Movement: Ora stacca il sandbag da terra, spingendo in avanti il bacino ed estendendo contemporaneamente le gambe. Quando il sandbag raggiunge l'altezza delle ginocchia, durante la fase di stacco, imprimi un'accelerazione davvero violenta spingendo il bacino ed i fianchi in avanti, con un'estensione del tronco il più veloce possibile ed una contemporanea estensione delle gambe. Il movimento di estensione delle ginocchia deve essere davvero veloce. Glutei, flessori ed obliqui produrranno la necessaria compensazione al carico esterno al baricentro del corpo per non perdere l'equilibrio. Raggiunta la stazione eretta le ginocchia devono essere leggermente flesse (10° circa). Il cingolo scapolo omerale deve essere bilanciato rispetto la cassa toracica. Il petto deve essere ben in fuori per ridurre la cifosi del tratto dorsale della colonna vertebrale e meglio distribuire il carico sull'intera gabbia toracica. Il sandbag deve essere a contatto del corpo, all'altezza del bacino o della parte alta della coscia. Le scapole devono essere retratte e depresse, le braccia devono essere tese. La bocca ben chiusa. Ricordati che la schiena deve essere sempre ben contratta e leggermente inarcata nel tratto lombare del rachide. Guarda sempre di fronte a te. Per un'esecuzione corretta il sandbag deve essere vicino al corpo. Più si allontana dal corpo maggiore è lo stress carico di spalle, braccia e soprattutto schiena. Inverti il movimento e porta il sandbag a terra. Per farlo porta indietro il bacino e fletti le ginocchia. La flessione di tronco e ginocchia deve essere contemporanea. Il sandbag sarà sempre a contatto della gamba con il braccio teso e sulla verticale della linea di movimento del sandbag. Quando il sadbag arriva a terra inverti il movimento e risali il più velocemente possibile. Devi esplodere verso l'alto, raddrizzando gli arti inferiori e spingendo in avanti il bacino.

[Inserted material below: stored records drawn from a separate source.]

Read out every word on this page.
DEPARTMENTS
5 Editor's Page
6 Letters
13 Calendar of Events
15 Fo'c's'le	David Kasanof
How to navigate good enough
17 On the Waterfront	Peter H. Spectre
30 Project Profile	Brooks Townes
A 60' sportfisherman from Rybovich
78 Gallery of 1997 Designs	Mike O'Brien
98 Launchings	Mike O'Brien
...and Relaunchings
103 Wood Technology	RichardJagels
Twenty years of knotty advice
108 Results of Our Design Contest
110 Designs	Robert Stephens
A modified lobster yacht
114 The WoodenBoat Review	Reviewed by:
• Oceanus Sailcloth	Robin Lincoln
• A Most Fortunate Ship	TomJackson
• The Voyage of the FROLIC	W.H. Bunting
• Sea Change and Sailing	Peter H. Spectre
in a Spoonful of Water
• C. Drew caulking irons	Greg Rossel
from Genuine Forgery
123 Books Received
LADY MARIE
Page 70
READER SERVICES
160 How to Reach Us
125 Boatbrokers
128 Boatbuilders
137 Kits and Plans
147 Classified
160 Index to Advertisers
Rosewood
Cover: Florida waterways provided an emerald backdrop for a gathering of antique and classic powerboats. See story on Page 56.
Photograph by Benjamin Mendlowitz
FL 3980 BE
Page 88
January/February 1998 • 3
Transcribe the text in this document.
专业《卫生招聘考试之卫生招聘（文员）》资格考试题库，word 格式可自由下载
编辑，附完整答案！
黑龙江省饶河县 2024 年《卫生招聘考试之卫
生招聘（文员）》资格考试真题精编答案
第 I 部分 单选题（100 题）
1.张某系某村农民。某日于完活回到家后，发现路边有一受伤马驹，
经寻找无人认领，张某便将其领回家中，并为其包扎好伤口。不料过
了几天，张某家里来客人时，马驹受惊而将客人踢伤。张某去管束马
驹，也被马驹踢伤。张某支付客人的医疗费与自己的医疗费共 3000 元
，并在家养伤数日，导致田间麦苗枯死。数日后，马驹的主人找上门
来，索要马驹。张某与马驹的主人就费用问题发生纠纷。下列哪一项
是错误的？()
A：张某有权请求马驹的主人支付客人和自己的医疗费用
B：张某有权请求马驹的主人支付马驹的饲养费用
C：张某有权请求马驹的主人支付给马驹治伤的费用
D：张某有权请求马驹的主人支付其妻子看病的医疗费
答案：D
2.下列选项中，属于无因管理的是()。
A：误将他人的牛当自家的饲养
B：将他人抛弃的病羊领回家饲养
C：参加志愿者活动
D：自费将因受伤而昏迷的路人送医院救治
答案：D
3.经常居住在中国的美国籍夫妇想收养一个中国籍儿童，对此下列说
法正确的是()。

Final point: quando avrai eseguito il numero di ripetizioni prescritto posa il sandbag al suolo eseguendo la parte eccentrica dello stacco. O se preferisci puoi lasciarlo cadere al suolo.

Respirazione

In piedi inspira ed abbassati ad afferrare il sandbag. Per avere una schiena allineata inspira profondamente e tira indentro l'addome, questo indurrà una contrazione del transversus abdominis (TVA) ed una contrazione automatica dei muscoli paravertebrali, specie nel tratto lombare. Quando esegui lo stacco da terra trattieni il fiato fino a che il sandbag non raggiunge l'altezza delle ginocchia. Trattenere il fiato produce una maggiore tensione nella cavità addominale, stabilizzando la spina dorsale. Quando il sandbag raggiunge l'altezza delle ginocchia espira violentemente. L'espirazione faciliterà il movimento di estensione del tronco e ti permetterà di accelerare l'esecuzione. Per l'esecuzione della parte eccentrica del movimento di stacco inspira profondamente e trattieni il fiato ed espira con forza solo quando, durante la fase concentrica, il sandbag è risalito all'altezza delle ginocchia.

Errori comuni

Ginocchia non allineate con la punta dei piedi — presa debole delle mani — tratto cervicale del rachide eccessivamente inarcato e soprattutto schiena non allineata e contratta, specie nel tratto lombare del rachide — braccia flesse — braccio non sulla verticale del sandbag — durante l'esecuzione invece scarsa coordinazione del movimento busto-gambe — scarsa flessibilità dell'articolazione di anche e/o caviglie con conseguente stacco dei talloni dal suolo e/o eccessiva inclinazione del busto in avanti — scarso equilibrio.